The words “Today I have begotten you” (Ps 2:7, Heb 1: 5) are associated with each of these births.
1. St. Paul in the first chapter of Hebrews (Heb 1: 5 ) applies these words to the eternal generation of the Son by the Father. Cardinal Berulle goes on to explain: ‘Through a clever use of words, the present is joined to the past, Today I have begotten you. This expresses him who is forever born and is forever being born and whose procession is such that it is without end or beginning.”
“In these last days, he spoke to us through a son, whom he made heir of all things and through whom he created the universe…For to which of the angels did God ever say: ‘You are my son; this day I have begotten you‘ “ (Hebrews 1:2,5)
2. Cardinal Berulle explains that this phrase found in Psalm 2 and Heb 1 is also used by the Church in its ‘office’ for Christmas day. This Christmas 2007, the Heb. 1 passage was the second reading for Christmas Day Mass (see above). Thus the Church applies these words to Christ’s birth in Bethlehem.
3. He then points out that: “Again Saint Paul guided by the same Spirit of God, …in Acts, chapter 13, presents this same text (Today I have begotten you) and applies it to the resurrection of the Son of God, which is a type of birth for Jesus into immortality.”
“We ourselves are proclaiming this good news to you that what God promised our ancestors he has brought to fulfillment for us, their children, by raising up Jesus, as it is written in the second psalm, ‘You are my son; this day I have begotten you.’ ” (Acts: 13:32-33)

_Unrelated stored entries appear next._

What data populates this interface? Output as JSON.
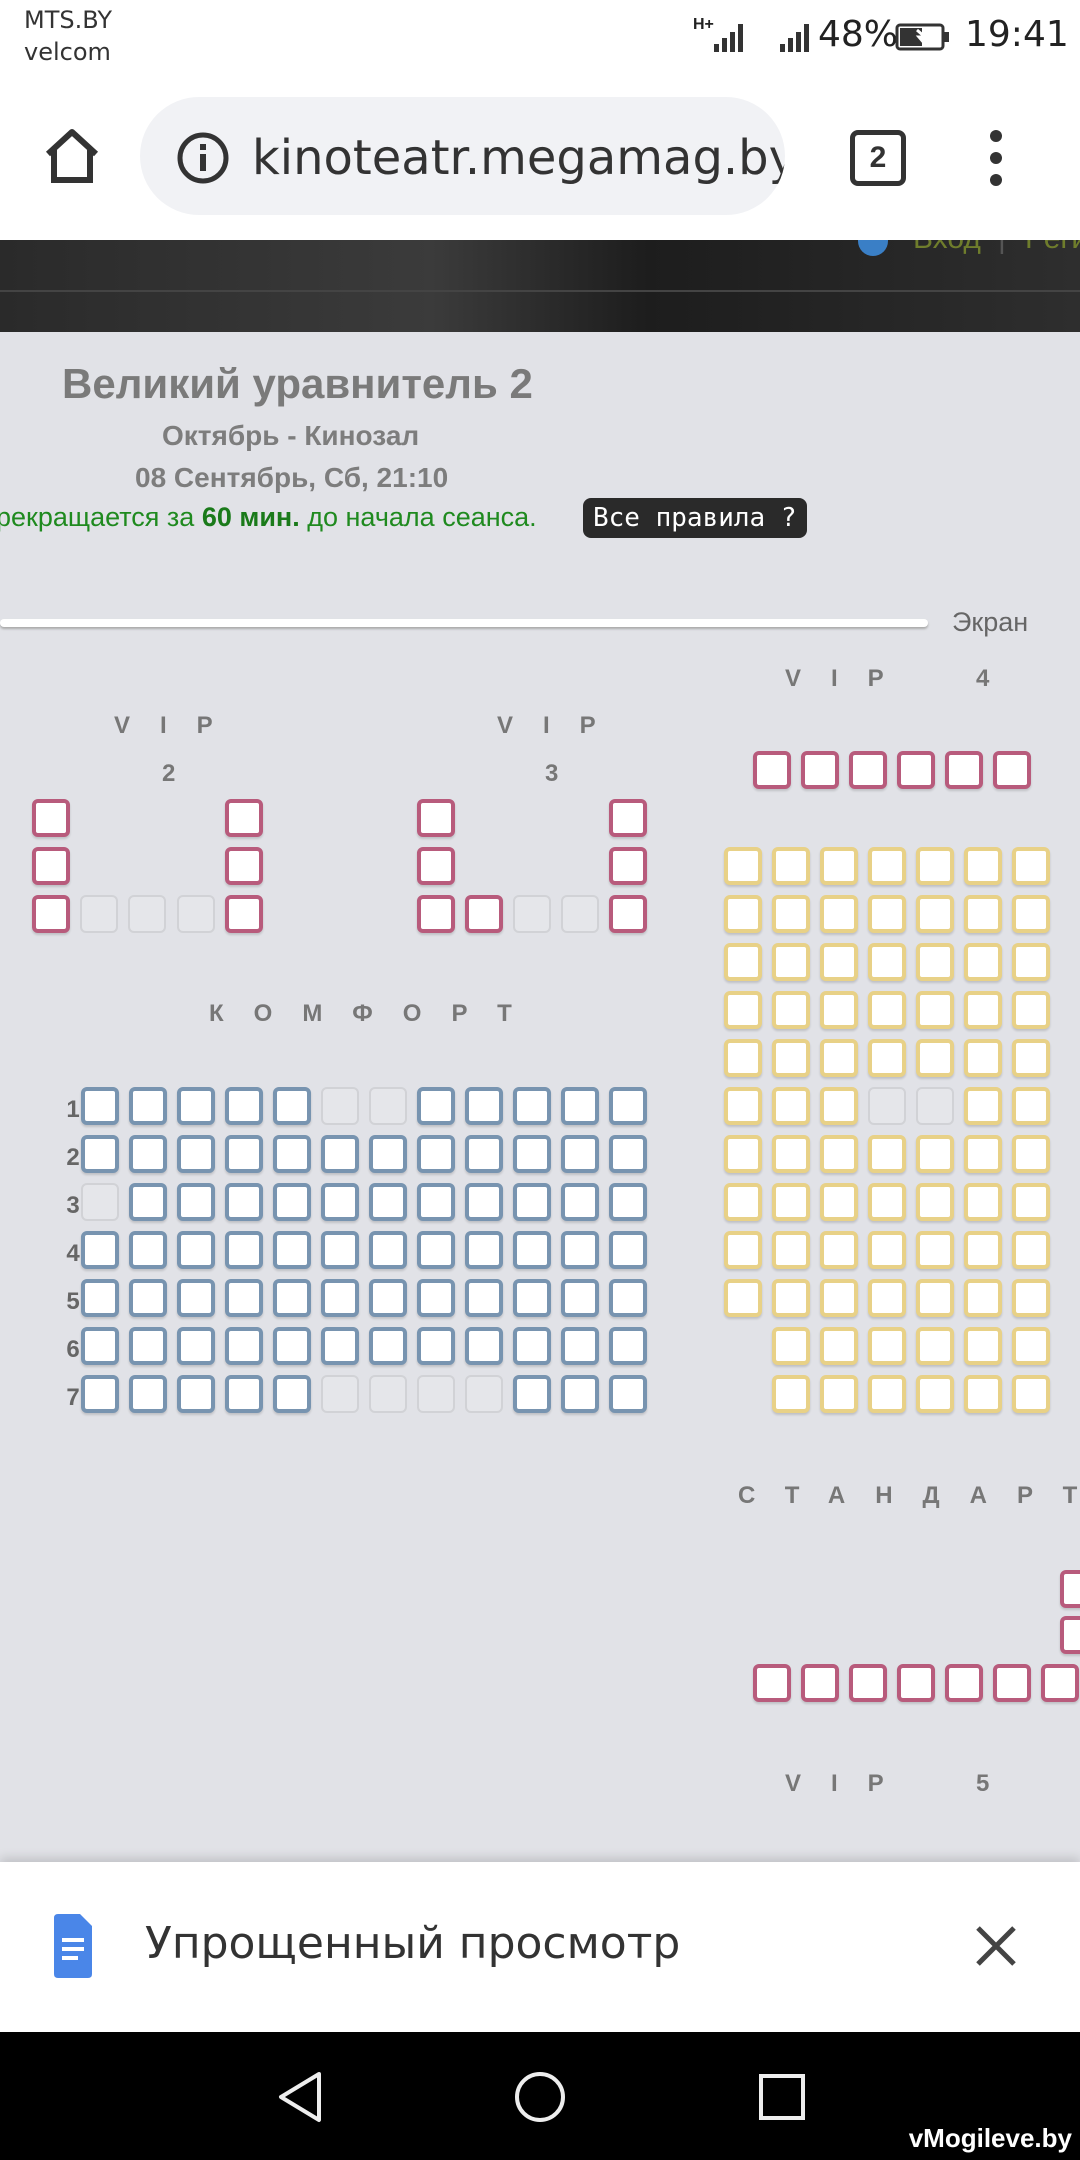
{
  "status": {
    "carrier1": "MTS.BY",
    "carrier2": "velcom",
    "network": "H+",
    "battery": "48%",
    "time": "19:41"
  },
  "browser": {
    "url": "kinoteatr.megamag.by/r",
    "tabs": "2"
  },
  "banner": {
    "login": "Вход",
    "separator": "|",
    "register": "Регис"
  },
  "movie": {
    "title": "Великий уравнитель 2",
    "cinema": "Октябрь - Кинозал",
    "datetime": "08 Сентябрь, Сб, 21:10",
    "notice_pre": "рекращается за ",
    "notice_bold": "60 мин.",
    "notice_post": " до начала сеанса.",
    "rules_button": "Все правила ?"
  },
  "hall": {
    "screen_label": "Экран",
    "vip2": "VIP",
    "vip2_num": "2",
    "vip3": "VIP",
    "vip3_num": "3",
    "vip4": "VIP",
    "vip4_num": "4",
    "vip5": "VIP",
    "vip5_num": "5",
    "comfort": "КОМФОРТ",
    "standard": "СТАНДАРТ",
    "rows": [
      "1",
      "2",
      "3",
      "4",
      "5",
      "6",
      "7"
    ],
    "comfort_seats": [
      "11111001111 1",
      "111111111111",
      "011111111111",
      "111111111111",
      "111111111111",
      "111111111111",
      "111110000111"
    ]
  },
  "reader_mode": {
    "label": "Упрощенный просмотр"
  },
  "watermark": "vMogileve.by"
}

Cardinal Berulle concludes:
“…God who is fecund and fertile in his works and in his words, wished that that this same memorable word be applied in the same spirit to these three different meanings, to these three states and mysteries of the eternal Word: to the mystery of his birth from his Father, to the mystery of his birth from his mother, and to the birth from the tomb, from which he is reborn like a phoenix to new life.”